Chat @ Care-giving: Nothing Happens in a Vacuum

There’s no one thing about caring for my elderly family members that’s difficult, it’s all the things that make it tough. All the things at the same time, that is.  Can you identify with that?

As I write this, I’m planning for a weekend trip to Temple to visit my Aunt Edie, my ninety-one year old maiden aunt who’s on hospice.  Though she’s still living independently, the cancer is carrying her downhill rapidly.  I call her everyday and the last few times we’ve spoken, I realized she’s slurring her words more with each call.  Soon the nieces will be dividing up the responsibility of staying with her twenty-four hours a day.  This is no burden.  She’s been a true joy to me all of my life, but I do wonder how I’ll juggle the rest of my responsibilities.

Mom will be going with me on this trip, because it may be their last Mother’s Day together.  The two are not just sisters, but also one another’s best friend, yet Mom’s own condition will keep her out of the rotation, when the nieces divide up the coming weeks.  She walks with a cane.  Her hands are rendered helpless by arthritis.  She rarely drives and when she does, it’s only in her immediate neighborhood.  Still she manages to take care of herself and dad, as long as she has some help from me – and how will I offer that help, when I’m at Aunt Edie’s bedside.

On Monday, Mom will have dental surgery.  Her internist insisted she have a stress test before the surgery to insure she was healthy enough.  She was, but just barely, because as soon as she’s healed enough from the surgery, we must go to her heart specialist and decide what to do about the reduction her heart’s functionality.  Most likely, we will need to replace her worn out stents, but who will take care of Dad while she’s in the hospital and at home recuperating?

Dad has no immediate threats.  We need to get him to the pain clinic for another shot, but otherwise he’s in no danger.  But he’s ninety and he does little for himself.  He can take himself to the bathroom and shave, but Mom bathes him, helps dress him and manages everything else about his life, while he sits quietly in his chair.  We can leave him alone for an hour or so, but while Mom and I are in Temple, we have to make arrangements for his care.

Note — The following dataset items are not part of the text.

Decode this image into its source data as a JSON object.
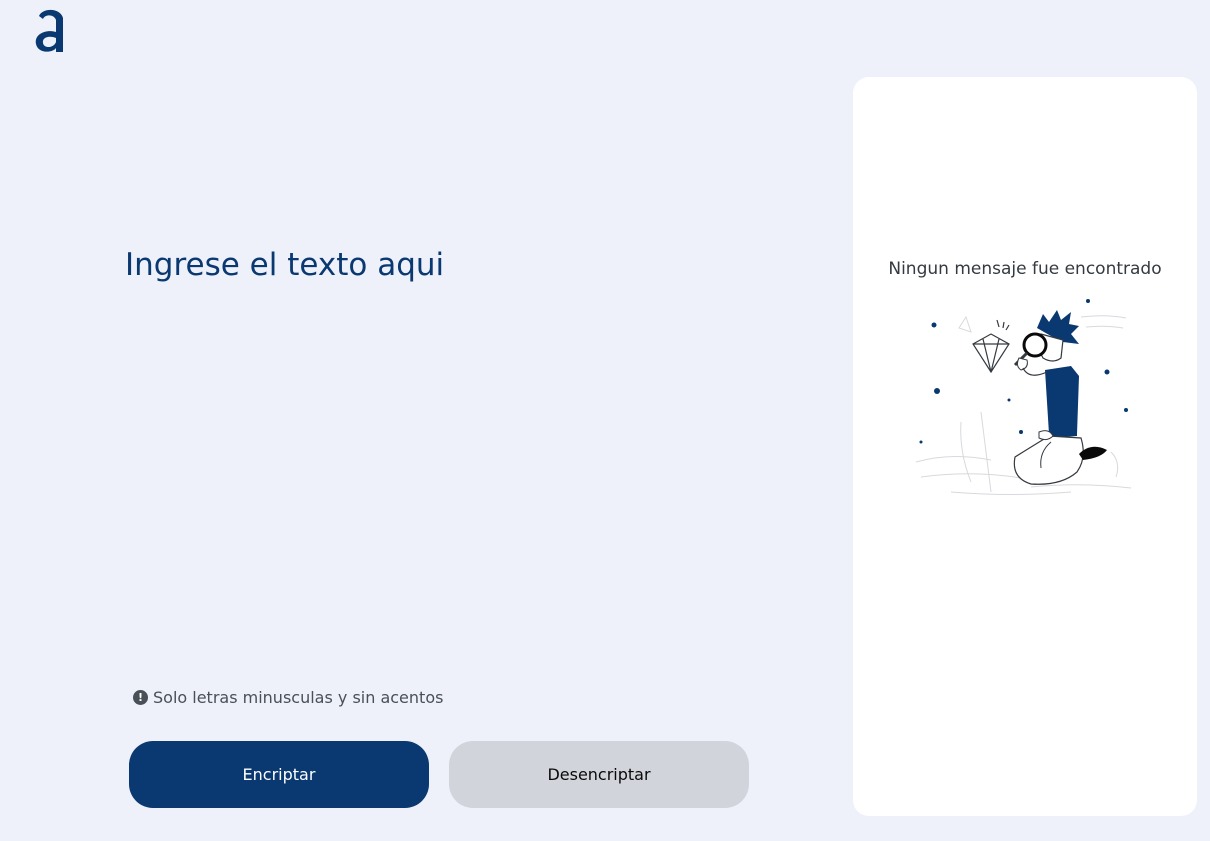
{
  "logo": {
    "icon": "alura-a-logo",
    "color": "#0A3871"
  },
  "input": {
    "placeholder": "Ingrese el texto aqui",
    "value": ""
  },
  "hint": {
    "icon": "exclamation-circle-icon",
    "text": "Solo letras minusculas y sin acentos"
  },
  "buttons": {
    "encrypt_label": "Encriptar",
    "decrypt_label": "Desencriptar"
  },
  "output": {
    "empty_message": "Ningun mensaje fue encontrado",
    "illustration": "person-with-magnifying-glass-and-diamond-illustration"
  },
  "colors": {
    "background": "#EEF1FA",
    "primary": "#0A3871",
    "secondary_button": "#D1D4DB",
    "panel": "#FFFFFF",
    "hint_text": "#495057"
  }
}
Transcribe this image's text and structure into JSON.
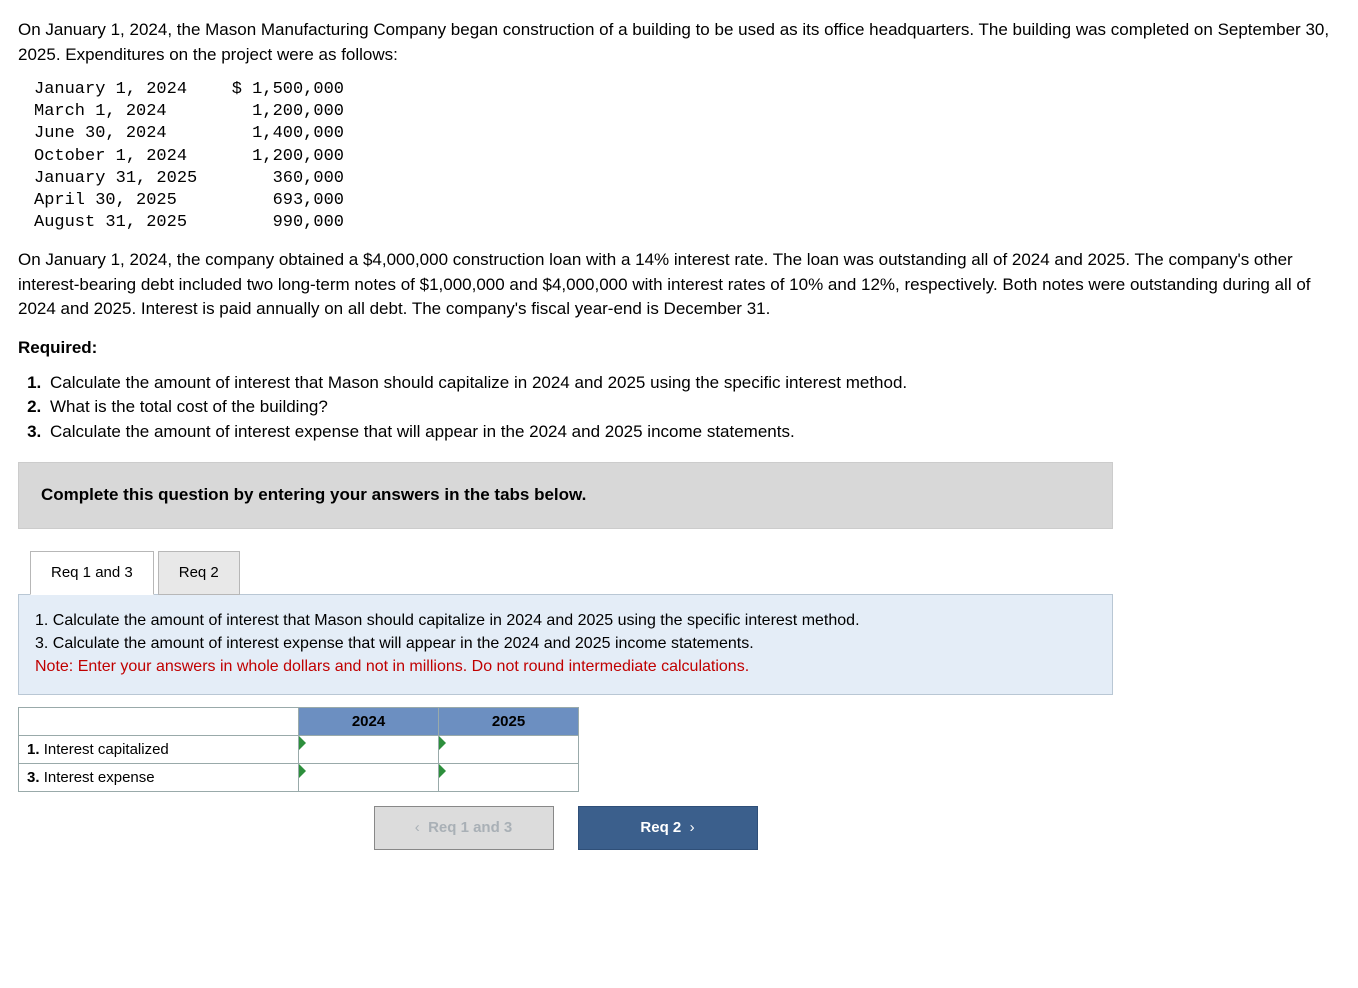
{
  "intro1": "On January 1, 2024, the Mason Manufacturing Company began construction of a building to be used as its office headquarters. The building was completed on September 30, 2025. Expenditures on the project were as follows:",
  "expenditures": [
    {
      "date": "January 1, 2024",
      "amount": "$ 1,500,000"
    },
    {
      "date": "March 1, 2024",
      "amount": "1,200,000"
    },
    {
      "date": "June 30, 2024",
      "amount": "1,400,000"
    },
    {
      "date": "October 1, 2024",
      "amount": "1,200,000"
    },
    {
      "date": "January 31, 2025",
      "amount": "360,000"
    },
    {
      "date": "April 30, 2025",
      "amount": "693,000"
    },
    {
      "date": "August 31, 2025",
      "amount": "990,000"
    }
  ],
  "intro2": "On January 1, 2024, the company obtained a $4,000,000 construction loan with a 14% interest rate. The loan was outstanding all of 2024 and 2025. The company's other interest-bearing debt included two long-term notes of $1,000,000 and $4,000,000 with interest rates of 10% and 12%, respectively. Both notes were outstanding during all of 2024 and 2025. Interest is paid annually on all debt. The company's fiscal year-end is December 31.",
  "required_label": "Required:",
  "requirements": [
    "Calculate the amount of interest that Mason should capitalize in 2024 and 2025 using the specific interest method.",
    "What is the total cost of the building?",
    "Calculate the amount of interest expense that will appear in the 2024 and 2025 income statements."
  ],
  "instruction_bar": "Complete this question by entering your answers in the tabs below.",
  "tabs": {
    "t1": "Req 1 and 3",
    "t2": "Req 2"
  },
  "panel": {
    "line1": "1. Calculate the amount of interest that Mason should capitalize in 2024 and 2025 using the specific interest method.",
    "line3": "3. Calculate the amount of interest expense that will appear in the 2024 and 2025 income statements.",
    "note": "Note: Enter your answers in whole dollars and not in millions. Do not round intermediate calculations."
  },
  "table": {
    "col1": "2024",
    "col2": "2025",
    "row1": "1. Interest capitalized",
    "row3": "3. Interest expense"
  },
  "nav": {
    "prev": "Req 1 and 3",
    "next": "Req 2"
  }
}
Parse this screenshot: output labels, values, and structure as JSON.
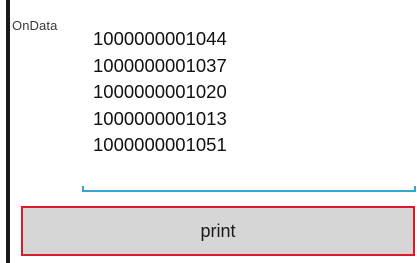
{
  "field": {
    "label": "OnData",
    "lines": [
      "1000000001044",
      "1000000001037",
      "1000000001020",
      "1000000001013",
      "1000000001051"
    ]
  },
  "button": {
    "label": "print"
  },
  "colors": {
    "focus_underline": "#33a3dc",
    "button_border": "#d91c1c",
    "button_background": "#d6d6d6"
  }
}
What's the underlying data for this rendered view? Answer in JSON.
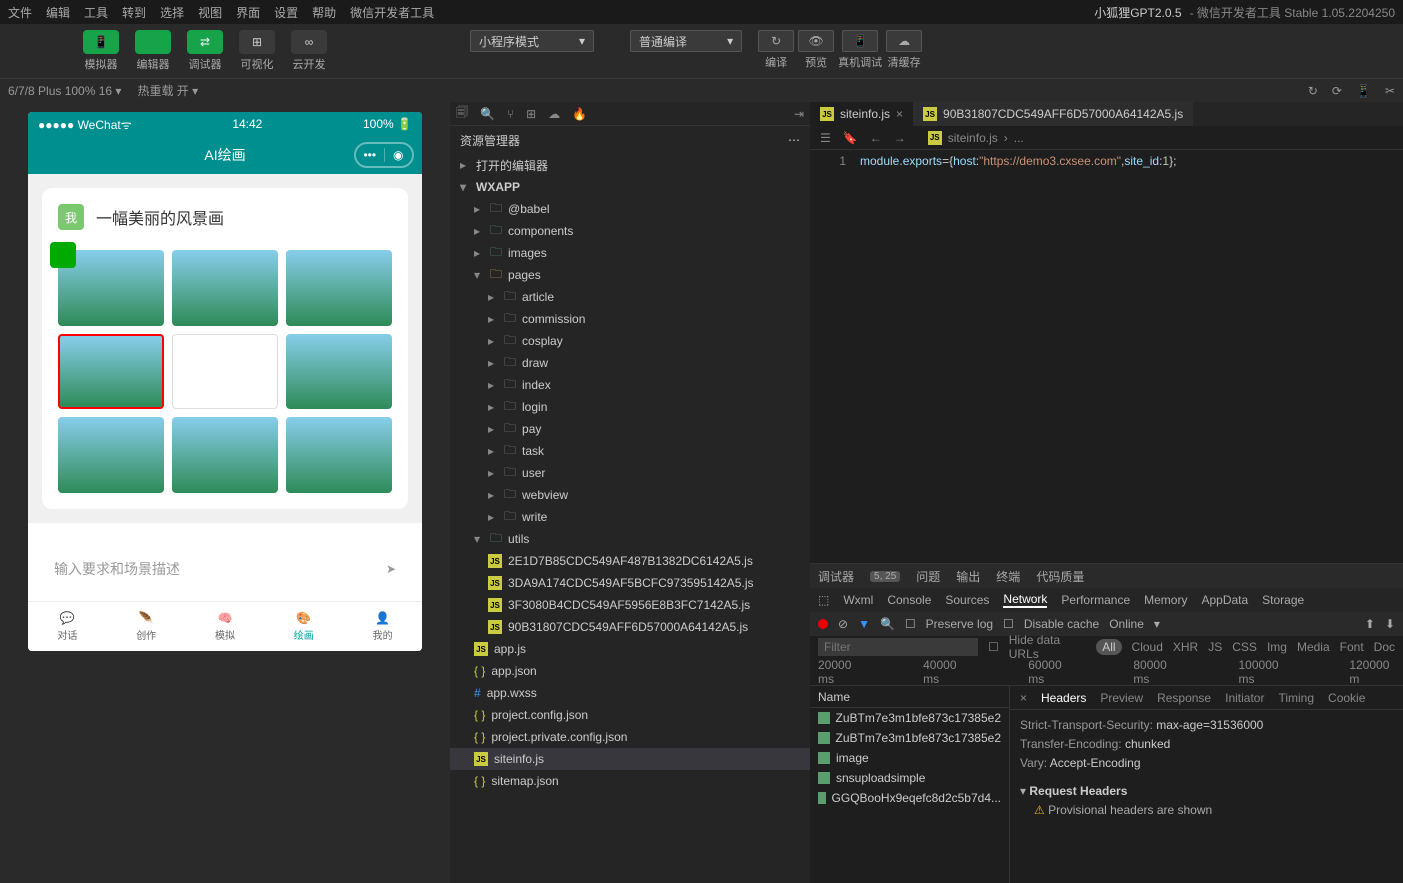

Hindsight is so clear.  I began suggesting my parents move to assisted living a few years ago.  They were not incapacitated, but I didn’t want them to have to make the move in a rush.  I wanted them to have choices and participate in the decision-making.  Very recently, Mom agreed to start the process of looking for a retirement center, but only after she got the dental surgery out-of-the-way and that was before we found out about the heart issues.  If they were already there, it would solve so many other issues, but would it have been right to push them into doing something they were not yet willing to face?

As I sit here writing this, I do not know how I am going to juggle it all.  How will I be there for Aunt Edie, as well as Mom and Dad?  How will I keep house for my husband and be a wife to him?  How will I keep writing, maintain my blog and continue to send out queries to literary agents?  What if someone does want to represent me and we start working toward publication?  Will I be able to meet the deadlines that will lead to my dream?  How will I find time to be a friend to my friends?  How will I nourish my spiritual life which glues everything else together?

Even as I wonder how I will structure my life in the coming days, I count my blessings.  My husband provides well for me, so that I do not have to go to a 9-5 job five days a week, deal with a boss breathing down my neck and wonder how I’ll pay the rent.  There are no children or grandchildren for me to worry about.  My care-giving responsibilities are challenging, but they could be even more so, if my husband’s parents were also in need.  My own health is robust, as is my husband’s.  I have so much to be thankful for – and yet… And yet.

How do you do it?  Those of you who do work 9-5, have kids of your own and fight your own health battles?  When faced with many issues, any one of which could take up all of your resources, how do you juggle them all?